The amendment adopted would, said Martin, create a more efficient and streamlined review process for Planned Developments, Minor Conditional Use Permits (CUPs), variances and modifications to previously approved projects.

The amendment came after staff and council members had heard for many months from development customers that the existing development review process was outdated, “With decision-making made at the top tier when much could be done at the lower level,” said Martin.

Staff had been directed to revamp and clean up policies, practices, eliminated outdated and burdensome processes.  The amendment the council adopted last week was part of that mandate.

Many decisions under the new process take review authority from the planning commission and give it to the director of community development and staff. The amendment eliminated the Preliminary Development Plan component while expanding the role of a newly created official, designated as the “zoning administrator.”

This person would not require hiring anyone new since, according to Martin, he or a member of his staff would do that job as needed.   “I never heard of a zoning administrator before,” remarked council member Ed Gallo.

The changes would change a three-step process to a two-step process. “One reason we feel we can do that is because we already do a no fee pre-application meeting with staff, which provides the applicant with immediate feedback on project concept, making the ‘preliminary Plan’ component redundant,” said Martin. “If we eliminate it we can save the applicant money.”

Minor modifications of a master plan would no longer require council level but could be made by the planning commission, while minor modifications of a precise plan could be accomplished by the zoning administrator without a hearing.

The amendment resulted in a slimmer development code with 10 sections eliminated, and sections combined with other sections while being updated.

“We estimate this could save two to four weeks for some projects,” said Martin.

Several items that had been under the Planning Commission, including CUPs, questions of additional pets, business hours, and gas and alcohol permits and other variances, would be shifted from the commission to Zoning Administrator.  A permit to sell alcohol would still go before the Police Department for review.

The Planning Commission reviewed the proposed changes at its February 14 and 28 meeting and unanimously approved of them.

Martin noted that any of these processes can still be appealed to the Planning Commission and, ultimately, to the City Council.

Councilman Ed Gallo commented, “I’m just happy that we are doing this stuff to cut the processing and get projects done sooner.

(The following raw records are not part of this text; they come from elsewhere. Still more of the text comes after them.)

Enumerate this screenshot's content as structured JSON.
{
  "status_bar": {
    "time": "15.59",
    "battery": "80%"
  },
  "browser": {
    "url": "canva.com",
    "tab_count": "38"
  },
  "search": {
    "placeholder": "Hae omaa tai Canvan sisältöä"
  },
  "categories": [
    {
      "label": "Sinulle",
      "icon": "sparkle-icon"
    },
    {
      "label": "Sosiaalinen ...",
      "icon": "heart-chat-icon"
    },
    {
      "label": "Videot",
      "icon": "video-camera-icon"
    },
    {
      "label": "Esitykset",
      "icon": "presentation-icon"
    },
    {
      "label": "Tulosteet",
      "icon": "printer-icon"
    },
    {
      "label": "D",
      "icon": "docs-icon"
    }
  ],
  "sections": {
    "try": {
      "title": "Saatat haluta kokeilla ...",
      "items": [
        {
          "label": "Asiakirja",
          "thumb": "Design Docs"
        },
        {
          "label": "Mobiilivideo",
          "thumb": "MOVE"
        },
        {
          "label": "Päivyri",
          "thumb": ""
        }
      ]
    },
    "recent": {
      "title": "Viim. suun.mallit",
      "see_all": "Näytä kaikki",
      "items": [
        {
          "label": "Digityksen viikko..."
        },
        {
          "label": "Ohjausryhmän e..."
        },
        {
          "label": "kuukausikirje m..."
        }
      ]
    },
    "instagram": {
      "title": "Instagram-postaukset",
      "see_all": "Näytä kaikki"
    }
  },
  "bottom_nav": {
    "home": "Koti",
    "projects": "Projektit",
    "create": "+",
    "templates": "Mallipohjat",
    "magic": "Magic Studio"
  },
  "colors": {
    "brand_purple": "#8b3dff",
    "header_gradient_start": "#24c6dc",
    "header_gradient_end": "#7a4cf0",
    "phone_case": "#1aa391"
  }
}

I have a special interest in that. The sooner projects get off the ground, the sooner the city will collect taxes and all of these things help pay the salaries. The longer you delay somebody the longer it will take to make out the pay check.”

There was some discussion over whether there should be a 300 or 500-foot minimum for neighbors to be informed about a project. Assistant Mayor John Masson and Councilman Mike Morasco wanted 300 feet, the minimum required by the state of California, however Mayor Sam Abed and Gallo wanted 500, while councilwoman Olga Diaz said she would have preferred an even higher number. She said that neighbors not knowing about projects near their homes was one reason why the council chamber has gotten filled with angry residents so many times.

Mayor Sam Abed hailed the changes as “streamlining that we have talked about for many years. “I’m glad we have done it. I appreciate the clarity on this.” Abed assured the public that, “We are not giving up due diligence.  We do have safeguards. We always have the planning commission to appeal and the city council. But we have given responsibility down, and state requirements are already very strict. It’s part of our business-friendly goal for the city.”

The board voted for the staff recommendations, with some minor adjustments, 5-0.